Türkiye bir defa her şeyden evvel çok vakit kaybetti. Son üç yıldır, FETÖ belasından kurtulmaya başladıktan, Silahlı Kuvvetler’den bu pislikler çıktıktan sonra biraz kendine gelmeye başladı. Türkiye’nin burada doğrudan egemenlik haklarından doğan hakları var, devlet olmasından kaynaklanan hakları var. Fakat zamanında bunun için gerekli önlemler alınamamış.
Yani o dönemde FETÖ bizi Doğu Akdeniz’de zayıflattı, öyle mi?

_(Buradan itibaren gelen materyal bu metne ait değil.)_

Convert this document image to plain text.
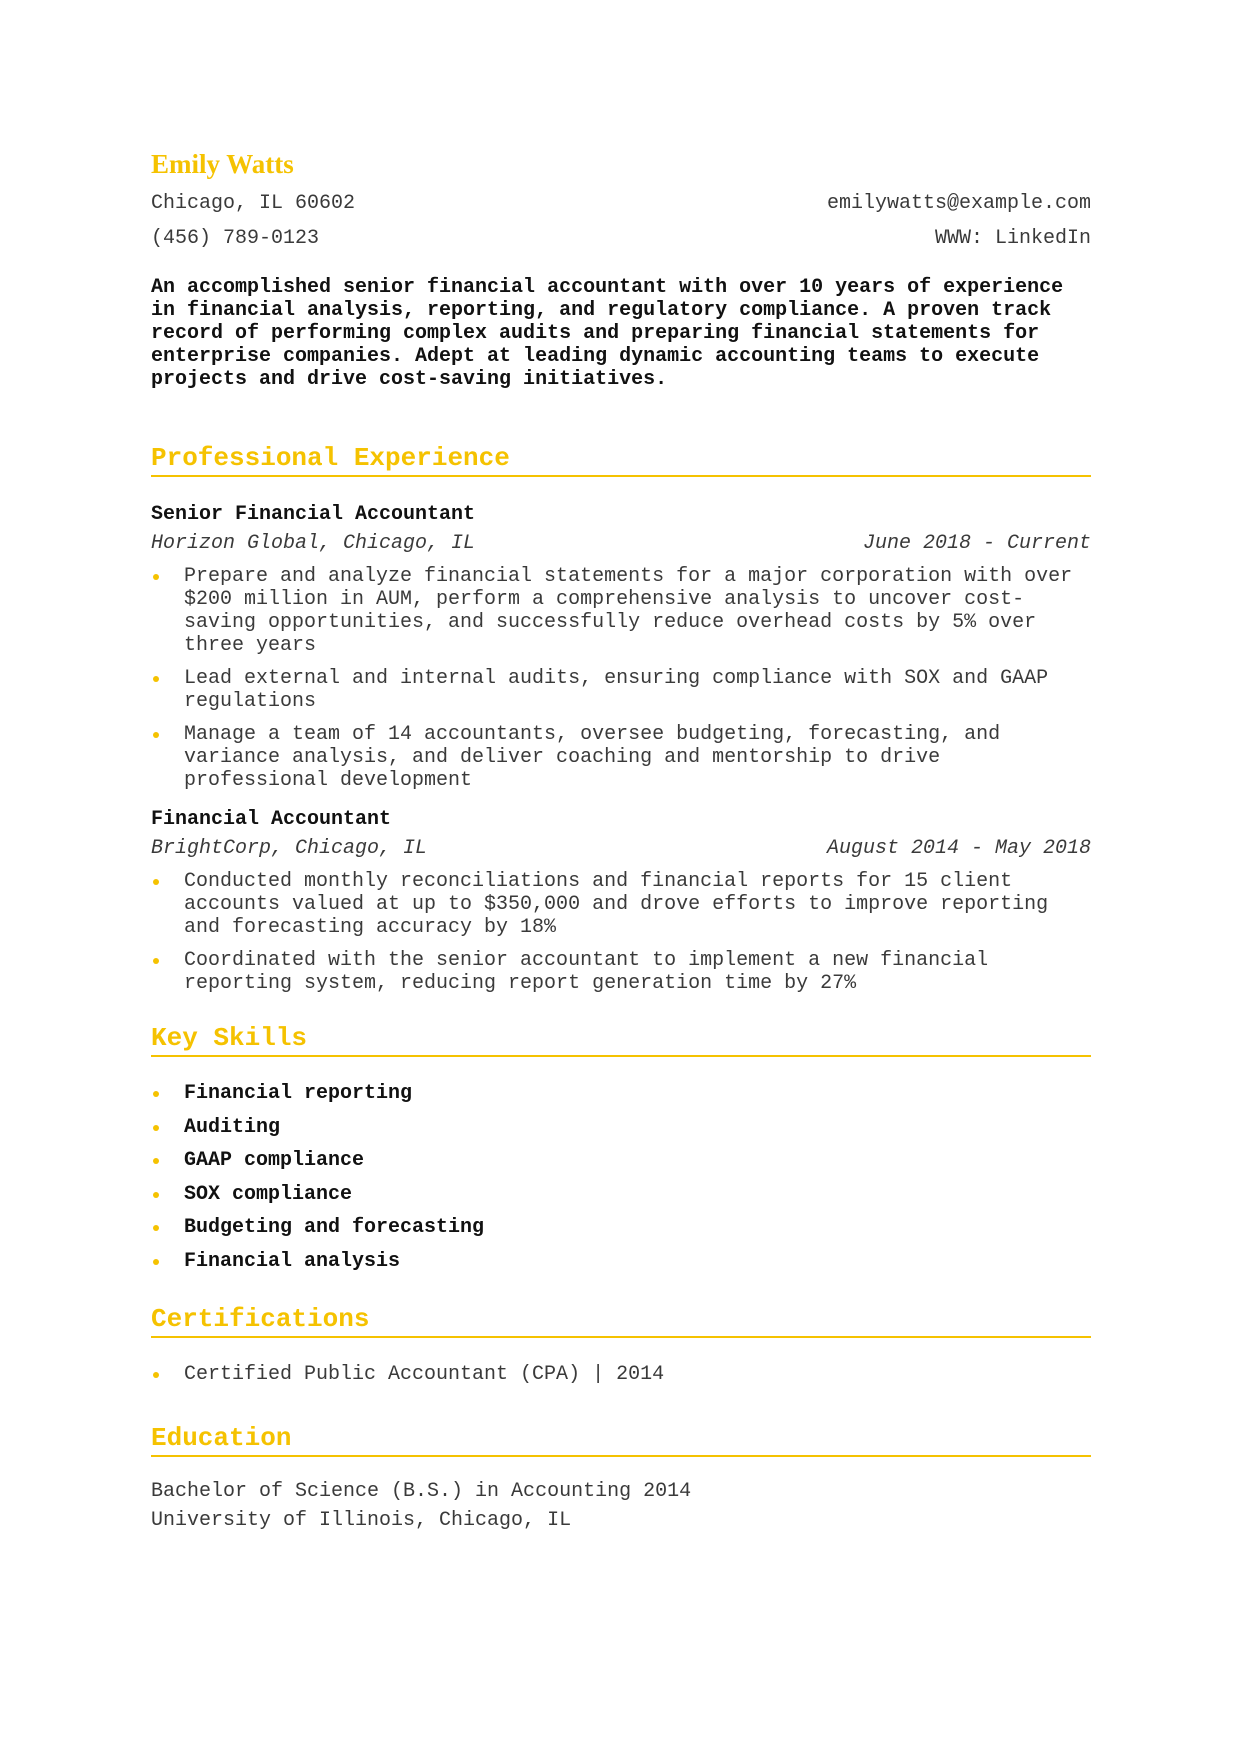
Emily Watts
Chicago, IL 60602	emilywatts@example.com
(456) 789-0123	WWW: LinkedIn
An accomplished senior financial accountant with over 10 years of experience in financial analysis, reporting, and regulatory compliance. A proven track record of performing complex audits and preparing financial statements for enterprise companies. Adept at leading dynamic accounting teams to execute projects and drive cost-saving initiatives.
Professional Experience
Senior Financial Accountant
Horizon Global, Chicago, IL	June 2018 - Current
Prepare and analyze financial statements for a major corporation with over $200 million in AUM, perform a comprehensive analysis to uncover cost-saving opportunities, and successfully reduce overhead costs by 5% over three years
Lead external and internal audits, ensuring compliance with SOX and GAAP regulations
Manage a team of 14 accountants, oversee budgeting, forecasting, and variance analysis, and deliver coaching and mentorship to drive professional development
Financial Accountant
BrightCorp, Chicago, IL	August 2014 - May 2018
Conducted monthly reconciliations and financial reports for 15 client accounts valued at up to $350,000 and drove efforts to improve reporting and forecasting accuracy by 18%
Coordinated with the senior accountant to implement a new financial reporting system, reducing report generation time by 27%
Key Skills
Financial reporting
Auditing
GAAP compliance
SOX compliance
Budgeting and forecasting
Financial analysis
Certifications
Certified Public Accountant (CPA) | 2014
Education
Bachelor of Science (B.S.) in Accounting 2014
University of Illinois, Chicago, IL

Tamamen gözlerimizi kapatmışlar, yapmamız gereken her şeyi engellemişler. Türkiye’nin rakipleri ne istiyorsa ona göre hareket etmişler. Biz bu alanda değilken bizim dışımızdaki herkes Doğu Akdeniz Enerji Forumu diye bir şey kurmuş, elin Fransa’sı bile eklemlenmiş. Biz bu masaya oturduğumuzda önümüze düşecek pay çok az. O masanın yanına yeni ortaklarla yeni bir masa kurmamız lazım. O masadan kalkıp gelmek isteyen gelsin. Bizim masamıza gelecek birçok Doğulu ve Batılı şirket var. Türkiye üç yıldır yapılması gerekeni yapıyor, emin olabilirsiniz.
ABD-İRAN GERİLİMİ: TWEET’İ SİLERSİN DE FÜZEYİ GERİ ALAMAZSIN
İran, “Canımız ne kadar isterse o kadar uranyum üreteceğiz” açıklaması yaptı. Trump da Twitter’dan “Tehditlerine dikkat et İran. O tehditler daha önce kimseyi acıtmadığı kadar dönüp seni acıtabilir” karşılığını verdi. Bir İran-ABD savaşı çıkar mı?
Trump, Ortadoğu’da çatışmaya girme niyetinde olan bir başkan değil. Açıkçası doğrudan Irak’ta olduğu gibi geniş çaplı askeri harekâta kalkışma niyeti olduğunu düşünmüyorum. Olsa olsa bir gerilim yaşanırsa, daha önce Sudan’da, Suriye’de yaptığı gibi uzaktan güdümlü füzeleri harekete geçirebilir. Bu gerilim, en fazla İran’daki rejimin işine yarıyor. Amerikalılar da bunun farkındalar. 1979’dan beri burada anti-demokratik bir rejim var. İran-Irak savaşından, arkasından Irak’ın Kuveyt’i işgali sonrasında Irak-ABD savaşından, İsrail ile didişmeden, Clinton’ın çifte çevreleme politikası ve yaptırımlardan beslenmiş. Bütün bunlar “Bakın biz o kadar önemli bir ülkeyiz ki Amerika bize sürekli yaptırım uyguluyor. İçimizde de birileri bunlara hizmet ediyor” diyerek rejimi daha da sertleştirmiş ve konsolide olmuşlar. İran uzun yıllardır bu oyunu oynamayı iyi öğrendi ama şimdi ateşle oynuyor. “Nükleer zenginleşmeyi arttırırız” diyor. Karşı tarafın nabzını ölçüyor. Hangi noktada tweet atacağına bakıyor. Şunu bilmesi lazım, bir saldırı olduğunda attığın tweet’i silersin de yolladığın füzeyi geri almana imkân yok. Mutedil davranması gerekiyor İran’ın. BM ile yaptığı anlaşmadan sadece ABD çekildi. 5+1’in biri gitti, beşi orada duruyor.